Hancock also went on to say that an unbeaten Mountain West champion would be in the mix for a spot in playoff. The key word there is “mix,” because it will take a special season for any team from a non-power conference to have a chance to make the playoff, and that special season would have to be accompanied by a bit of chaos at the top.
Bless his heart. I doubt even the Mountain West commissioner bought that.
I’m currently reading James McBride’s excellent book on James Brown, Kill ‘Em and Leave, and what can I say? I’m in the mood for some Godfather of Soul moves.
Here are a couple of clips from the period when I would say the man was at the height of his power, backed by his best band, the JBs. First, from Paris in 1971 (and if you don’t own Brown’s Love Power Peace: Live at the Olympia, Paris 1971, you don’t know what you’re missing), here’s a three-minute bite that serves to show off a few members of the band.
And here are 15 glorious minutes on Italian TV.
As the dancer in the back demonstrates, it was also a time when the Afro was at the height of its power. Enjoy.

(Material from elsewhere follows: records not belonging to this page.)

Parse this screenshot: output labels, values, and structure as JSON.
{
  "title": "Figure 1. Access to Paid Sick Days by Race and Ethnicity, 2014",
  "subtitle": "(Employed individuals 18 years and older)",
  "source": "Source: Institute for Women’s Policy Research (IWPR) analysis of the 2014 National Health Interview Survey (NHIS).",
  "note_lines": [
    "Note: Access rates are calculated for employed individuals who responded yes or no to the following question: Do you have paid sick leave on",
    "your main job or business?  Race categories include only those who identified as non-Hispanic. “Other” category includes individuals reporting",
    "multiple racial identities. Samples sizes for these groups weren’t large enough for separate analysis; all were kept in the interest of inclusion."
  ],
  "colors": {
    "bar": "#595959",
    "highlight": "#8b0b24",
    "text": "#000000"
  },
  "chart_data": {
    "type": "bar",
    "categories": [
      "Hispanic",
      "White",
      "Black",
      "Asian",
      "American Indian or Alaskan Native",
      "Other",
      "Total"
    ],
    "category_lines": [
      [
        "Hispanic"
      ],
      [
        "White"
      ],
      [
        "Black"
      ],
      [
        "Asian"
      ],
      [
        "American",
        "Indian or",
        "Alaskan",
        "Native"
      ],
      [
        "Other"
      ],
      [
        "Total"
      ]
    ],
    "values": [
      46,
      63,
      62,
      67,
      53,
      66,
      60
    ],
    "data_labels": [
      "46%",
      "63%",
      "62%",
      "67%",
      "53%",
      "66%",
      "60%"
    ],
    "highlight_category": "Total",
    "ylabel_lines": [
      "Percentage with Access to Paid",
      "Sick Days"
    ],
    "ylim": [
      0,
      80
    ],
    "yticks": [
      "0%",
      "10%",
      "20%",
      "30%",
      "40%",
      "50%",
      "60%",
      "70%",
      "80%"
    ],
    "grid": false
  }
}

I give Larry Scott plenty of crap when he deserves it, so it’s only fair to dish out some praise when he turns up on the side of the angels.
The Pac-12 will shorten halftime and reduce the number of commercial breaks during its non-conference schedule this season as part of a trial program to reduce the length of its football games.
Halftime will be 15 minutes long, cut down from the usual 20-minute break. The number of commercial breaks will be reduced and they will be shorter in length, Pac-12 Commissioner Larry Scott said Wednesday.
Scott announced the initiative as the Pac-12 kicked off its media days in Hollywood. The experiment is intended to shorten ballooning game times in an era of up-tempo offenses running more plays and the increased scoring that comes with it.
Let us hope this experiment succeeds beyond our wildest dreams. Attaboy, Larry.